第二辆马车同样堆满粮食与布匹,物资丰厚,在马车正中央,摆放着一只紧闭的木箱子。
陈长安上前一步,伸手打开木箱,只见里面整齐摆放着一排排银光闪闪的官银。
上一排、下一排、中间一排,整整三排,排列整齐,熠熠生辉。
每一排有十二个银锭,一个银锭重达五十两,三排合计正好一千八百两白银。
看到这笔银子,陈长安不动声色,嘴角微微一撇,心中暗道知府出手实在太过抠门。
区区一千八百两银子,对于百废待兴的隆安县来说,不过是杯水车薪,根本解决不了根本问题。
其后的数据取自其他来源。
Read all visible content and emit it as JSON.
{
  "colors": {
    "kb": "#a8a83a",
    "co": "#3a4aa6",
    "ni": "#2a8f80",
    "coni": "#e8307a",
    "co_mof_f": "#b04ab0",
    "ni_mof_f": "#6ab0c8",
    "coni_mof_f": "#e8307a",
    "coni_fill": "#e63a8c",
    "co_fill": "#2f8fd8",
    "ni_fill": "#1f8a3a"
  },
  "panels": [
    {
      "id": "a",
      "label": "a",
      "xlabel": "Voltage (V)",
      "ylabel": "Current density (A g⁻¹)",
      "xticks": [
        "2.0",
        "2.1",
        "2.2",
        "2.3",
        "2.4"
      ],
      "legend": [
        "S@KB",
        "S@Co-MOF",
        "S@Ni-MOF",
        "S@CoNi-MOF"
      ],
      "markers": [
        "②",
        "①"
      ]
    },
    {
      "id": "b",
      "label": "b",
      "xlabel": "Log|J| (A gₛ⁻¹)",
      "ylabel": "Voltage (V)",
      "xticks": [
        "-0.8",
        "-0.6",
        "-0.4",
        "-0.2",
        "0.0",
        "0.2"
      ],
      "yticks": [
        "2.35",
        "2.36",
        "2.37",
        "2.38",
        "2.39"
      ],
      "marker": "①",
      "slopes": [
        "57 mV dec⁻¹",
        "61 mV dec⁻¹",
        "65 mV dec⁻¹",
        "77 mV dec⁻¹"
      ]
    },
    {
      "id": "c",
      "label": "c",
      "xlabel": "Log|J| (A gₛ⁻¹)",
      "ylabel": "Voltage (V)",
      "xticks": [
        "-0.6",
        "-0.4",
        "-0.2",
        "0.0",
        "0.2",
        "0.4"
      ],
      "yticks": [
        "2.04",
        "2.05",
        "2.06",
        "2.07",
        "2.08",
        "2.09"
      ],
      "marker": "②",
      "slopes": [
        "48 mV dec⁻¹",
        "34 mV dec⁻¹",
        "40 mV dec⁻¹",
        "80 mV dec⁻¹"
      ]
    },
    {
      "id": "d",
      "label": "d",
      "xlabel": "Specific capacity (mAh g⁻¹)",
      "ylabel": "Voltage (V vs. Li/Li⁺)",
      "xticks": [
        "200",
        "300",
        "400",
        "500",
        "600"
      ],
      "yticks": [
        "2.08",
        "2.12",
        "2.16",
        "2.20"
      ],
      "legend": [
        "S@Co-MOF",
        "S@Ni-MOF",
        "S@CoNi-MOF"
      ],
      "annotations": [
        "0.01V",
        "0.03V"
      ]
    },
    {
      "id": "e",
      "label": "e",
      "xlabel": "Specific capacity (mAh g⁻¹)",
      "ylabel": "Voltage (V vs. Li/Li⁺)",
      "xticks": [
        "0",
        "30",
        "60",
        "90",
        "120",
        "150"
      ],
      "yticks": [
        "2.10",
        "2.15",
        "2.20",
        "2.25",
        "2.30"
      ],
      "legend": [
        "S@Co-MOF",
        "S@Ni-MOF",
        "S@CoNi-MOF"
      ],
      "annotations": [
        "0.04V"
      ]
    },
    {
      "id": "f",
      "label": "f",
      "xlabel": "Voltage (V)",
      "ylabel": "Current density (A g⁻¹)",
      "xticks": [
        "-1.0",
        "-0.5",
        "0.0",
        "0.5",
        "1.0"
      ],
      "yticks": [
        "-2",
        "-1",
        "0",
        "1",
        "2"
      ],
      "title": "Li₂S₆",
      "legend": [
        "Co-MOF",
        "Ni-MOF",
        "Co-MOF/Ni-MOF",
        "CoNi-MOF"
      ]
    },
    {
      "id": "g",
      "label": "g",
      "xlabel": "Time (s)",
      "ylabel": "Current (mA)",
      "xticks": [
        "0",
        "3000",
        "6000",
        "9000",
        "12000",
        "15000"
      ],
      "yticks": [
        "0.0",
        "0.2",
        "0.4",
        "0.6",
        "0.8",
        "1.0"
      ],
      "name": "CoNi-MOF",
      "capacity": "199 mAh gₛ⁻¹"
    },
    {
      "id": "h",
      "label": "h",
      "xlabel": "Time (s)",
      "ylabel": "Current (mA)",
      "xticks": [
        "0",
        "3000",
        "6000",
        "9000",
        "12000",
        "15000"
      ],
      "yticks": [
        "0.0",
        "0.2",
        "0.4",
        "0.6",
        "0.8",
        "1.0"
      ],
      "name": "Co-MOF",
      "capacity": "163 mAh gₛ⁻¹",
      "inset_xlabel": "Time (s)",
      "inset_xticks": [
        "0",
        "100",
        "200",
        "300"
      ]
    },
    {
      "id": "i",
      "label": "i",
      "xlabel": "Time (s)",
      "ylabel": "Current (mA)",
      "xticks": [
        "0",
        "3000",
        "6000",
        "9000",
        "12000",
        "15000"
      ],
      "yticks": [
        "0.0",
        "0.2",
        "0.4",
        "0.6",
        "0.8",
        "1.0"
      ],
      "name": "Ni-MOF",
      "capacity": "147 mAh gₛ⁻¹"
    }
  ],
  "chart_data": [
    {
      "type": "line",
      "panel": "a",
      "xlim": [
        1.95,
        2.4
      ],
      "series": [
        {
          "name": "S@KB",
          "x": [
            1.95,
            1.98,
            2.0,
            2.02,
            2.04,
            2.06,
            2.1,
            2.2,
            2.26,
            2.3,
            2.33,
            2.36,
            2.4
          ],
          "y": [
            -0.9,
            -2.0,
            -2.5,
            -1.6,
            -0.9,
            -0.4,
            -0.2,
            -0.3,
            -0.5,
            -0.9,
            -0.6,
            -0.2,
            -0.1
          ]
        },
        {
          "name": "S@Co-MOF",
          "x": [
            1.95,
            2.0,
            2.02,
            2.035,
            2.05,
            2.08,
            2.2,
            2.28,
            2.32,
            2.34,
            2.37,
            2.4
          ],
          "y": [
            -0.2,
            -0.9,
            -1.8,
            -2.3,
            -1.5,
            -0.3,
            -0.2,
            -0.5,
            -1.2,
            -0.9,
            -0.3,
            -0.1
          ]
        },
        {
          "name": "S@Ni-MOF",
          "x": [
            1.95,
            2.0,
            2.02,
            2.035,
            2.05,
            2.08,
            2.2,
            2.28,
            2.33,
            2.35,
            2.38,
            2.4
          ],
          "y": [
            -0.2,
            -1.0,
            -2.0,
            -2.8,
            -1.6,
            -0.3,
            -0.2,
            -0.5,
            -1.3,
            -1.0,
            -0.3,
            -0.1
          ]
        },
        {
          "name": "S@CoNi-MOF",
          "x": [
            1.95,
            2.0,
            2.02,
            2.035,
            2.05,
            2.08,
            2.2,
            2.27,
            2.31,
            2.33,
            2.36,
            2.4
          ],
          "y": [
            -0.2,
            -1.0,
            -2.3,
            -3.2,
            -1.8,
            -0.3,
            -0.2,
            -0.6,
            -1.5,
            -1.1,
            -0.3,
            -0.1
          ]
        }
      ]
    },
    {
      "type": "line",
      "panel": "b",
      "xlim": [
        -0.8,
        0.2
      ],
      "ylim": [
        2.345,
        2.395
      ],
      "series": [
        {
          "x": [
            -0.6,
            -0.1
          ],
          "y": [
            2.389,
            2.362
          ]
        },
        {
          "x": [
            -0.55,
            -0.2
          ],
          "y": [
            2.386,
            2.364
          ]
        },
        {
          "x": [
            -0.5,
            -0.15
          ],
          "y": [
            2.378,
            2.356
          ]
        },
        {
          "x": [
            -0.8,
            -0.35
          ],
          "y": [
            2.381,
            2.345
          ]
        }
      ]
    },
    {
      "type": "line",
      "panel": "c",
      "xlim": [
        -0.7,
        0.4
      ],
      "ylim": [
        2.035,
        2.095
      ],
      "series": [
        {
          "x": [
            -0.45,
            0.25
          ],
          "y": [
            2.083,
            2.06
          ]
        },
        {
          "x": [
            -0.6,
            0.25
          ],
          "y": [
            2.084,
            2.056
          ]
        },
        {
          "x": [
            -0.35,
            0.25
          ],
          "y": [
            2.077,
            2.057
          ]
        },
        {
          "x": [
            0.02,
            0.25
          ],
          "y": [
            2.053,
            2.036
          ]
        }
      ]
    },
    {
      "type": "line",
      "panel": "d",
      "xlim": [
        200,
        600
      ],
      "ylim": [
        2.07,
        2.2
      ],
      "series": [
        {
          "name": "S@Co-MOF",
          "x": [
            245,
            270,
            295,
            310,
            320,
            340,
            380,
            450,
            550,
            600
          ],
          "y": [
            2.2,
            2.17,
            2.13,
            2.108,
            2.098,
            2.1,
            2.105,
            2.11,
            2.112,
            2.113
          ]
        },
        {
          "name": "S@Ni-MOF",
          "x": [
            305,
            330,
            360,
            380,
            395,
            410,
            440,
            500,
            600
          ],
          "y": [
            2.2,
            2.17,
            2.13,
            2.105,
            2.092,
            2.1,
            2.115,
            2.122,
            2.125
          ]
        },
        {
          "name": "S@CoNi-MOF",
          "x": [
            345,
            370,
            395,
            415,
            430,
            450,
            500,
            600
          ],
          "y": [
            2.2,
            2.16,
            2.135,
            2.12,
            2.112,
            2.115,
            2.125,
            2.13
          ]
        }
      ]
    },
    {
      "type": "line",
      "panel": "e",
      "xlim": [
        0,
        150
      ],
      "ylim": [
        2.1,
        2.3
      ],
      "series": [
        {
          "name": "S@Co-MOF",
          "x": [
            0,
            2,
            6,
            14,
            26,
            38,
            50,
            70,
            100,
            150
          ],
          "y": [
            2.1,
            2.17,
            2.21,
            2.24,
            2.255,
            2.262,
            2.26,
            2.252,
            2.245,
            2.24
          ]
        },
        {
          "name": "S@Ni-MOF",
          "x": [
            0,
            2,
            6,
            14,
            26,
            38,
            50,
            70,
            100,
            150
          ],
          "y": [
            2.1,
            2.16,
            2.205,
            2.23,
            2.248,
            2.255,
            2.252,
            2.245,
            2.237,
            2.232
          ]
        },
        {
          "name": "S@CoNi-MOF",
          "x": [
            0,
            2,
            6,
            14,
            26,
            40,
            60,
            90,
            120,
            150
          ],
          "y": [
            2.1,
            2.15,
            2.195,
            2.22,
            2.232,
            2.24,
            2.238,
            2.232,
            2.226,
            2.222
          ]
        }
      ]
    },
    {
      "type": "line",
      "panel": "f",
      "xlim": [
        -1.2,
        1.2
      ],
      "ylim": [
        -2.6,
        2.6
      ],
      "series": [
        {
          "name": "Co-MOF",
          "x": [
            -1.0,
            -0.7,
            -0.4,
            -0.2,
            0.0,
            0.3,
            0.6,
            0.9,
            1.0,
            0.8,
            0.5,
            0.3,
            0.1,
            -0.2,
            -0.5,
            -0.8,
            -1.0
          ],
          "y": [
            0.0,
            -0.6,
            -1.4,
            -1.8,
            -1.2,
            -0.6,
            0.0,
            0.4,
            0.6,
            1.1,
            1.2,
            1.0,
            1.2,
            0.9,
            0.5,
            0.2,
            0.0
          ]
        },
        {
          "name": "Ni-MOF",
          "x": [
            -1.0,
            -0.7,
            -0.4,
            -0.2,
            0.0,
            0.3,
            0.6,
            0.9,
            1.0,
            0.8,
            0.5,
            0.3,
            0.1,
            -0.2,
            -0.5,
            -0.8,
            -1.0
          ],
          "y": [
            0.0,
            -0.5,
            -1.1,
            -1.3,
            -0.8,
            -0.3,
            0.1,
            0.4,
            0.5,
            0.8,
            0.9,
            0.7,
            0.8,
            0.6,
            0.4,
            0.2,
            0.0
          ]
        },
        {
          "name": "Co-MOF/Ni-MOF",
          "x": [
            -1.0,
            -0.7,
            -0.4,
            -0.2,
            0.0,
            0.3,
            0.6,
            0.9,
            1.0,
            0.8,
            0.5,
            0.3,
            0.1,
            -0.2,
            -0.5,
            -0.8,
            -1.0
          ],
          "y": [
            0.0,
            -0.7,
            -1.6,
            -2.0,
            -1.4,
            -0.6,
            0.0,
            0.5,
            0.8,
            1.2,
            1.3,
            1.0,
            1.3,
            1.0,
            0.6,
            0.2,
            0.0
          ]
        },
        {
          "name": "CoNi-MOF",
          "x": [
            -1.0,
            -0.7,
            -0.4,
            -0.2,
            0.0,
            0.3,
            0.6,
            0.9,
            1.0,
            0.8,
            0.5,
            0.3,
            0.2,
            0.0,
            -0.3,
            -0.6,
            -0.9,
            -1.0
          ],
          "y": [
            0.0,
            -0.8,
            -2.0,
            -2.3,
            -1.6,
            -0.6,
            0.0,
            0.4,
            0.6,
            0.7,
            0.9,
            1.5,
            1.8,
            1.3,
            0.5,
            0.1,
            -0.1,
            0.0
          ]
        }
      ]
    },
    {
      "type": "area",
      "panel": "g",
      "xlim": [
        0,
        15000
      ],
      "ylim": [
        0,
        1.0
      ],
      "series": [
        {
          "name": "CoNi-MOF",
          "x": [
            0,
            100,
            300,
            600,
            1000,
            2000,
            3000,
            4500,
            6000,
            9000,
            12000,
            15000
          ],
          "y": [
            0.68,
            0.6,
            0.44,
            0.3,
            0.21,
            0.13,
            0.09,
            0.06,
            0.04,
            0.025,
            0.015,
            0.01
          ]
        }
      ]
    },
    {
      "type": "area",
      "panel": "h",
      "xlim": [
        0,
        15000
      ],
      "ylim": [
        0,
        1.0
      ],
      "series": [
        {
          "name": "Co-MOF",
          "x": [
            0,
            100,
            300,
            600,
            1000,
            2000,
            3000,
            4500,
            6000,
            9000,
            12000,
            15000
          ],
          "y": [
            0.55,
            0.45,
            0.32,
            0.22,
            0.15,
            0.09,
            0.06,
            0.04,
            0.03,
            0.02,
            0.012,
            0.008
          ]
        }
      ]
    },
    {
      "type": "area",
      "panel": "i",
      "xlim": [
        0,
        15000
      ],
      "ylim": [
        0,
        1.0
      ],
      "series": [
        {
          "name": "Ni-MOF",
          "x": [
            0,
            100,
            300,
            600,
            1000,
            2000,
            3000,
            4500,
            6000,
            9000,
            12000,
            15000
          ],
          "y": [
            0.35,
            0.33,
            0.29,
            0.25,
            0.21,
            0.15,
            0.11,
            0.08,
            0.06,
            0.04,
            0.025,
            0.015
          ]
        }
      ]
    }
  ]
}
可一旁的师爷公孙纪却早已满脸激动,笑得合不拢嘴,眼中满是难以置信。
要知道,隆安县穷困多年,历代县令别说从知府手中要来援助银两,
就连朝廷下发的赈灾粮款,都常常被上面克扣,能到县里的十不存一。
上面不来征收苛捐杂税,便已是万幸,更别说主动送来银子与物资。
陈长安是有史以来,第一位能从黄龙府知府手中要来援助的隆安县令。
这已经不是简单的能耐,而是足以载入隆安县县志的殊荣!
可看着陈长安一脸不满足的模样,公孙纪心中再次被狠狠震撼。
这位年轻县令,胆子之大,心气之高,手段之强,早已超出他所有的认知。
就在这时,运输官再次上前,恭敬地递出一封密封书信。
“陈大人,这是黄龙府杨知府亲笔书信,特意交代,请大人亲自过目。”
“在下还有公务在身,需前往驿站歇息,明日一早便要启程返京。
此次前来,在下真切感受到隆安县变化巨大,大人治理有方,实在令人佩服!”
运输官这番话,绝非客套恭维,而是发自内心的感叹。
他以前也曾来过隆安县,那时候此地破败不堪,商户紧闭,百姓面黄肌瘦,如同人间炼狱。
别说县城,就连普通乡镇都比这里繁华,大户人家早已搬空,没人愿意留在这穷山恶水。
可这一次再来,街道之上人来人往,商铺重新开门,商贩吆喝不断,百姓脸上有了笑容。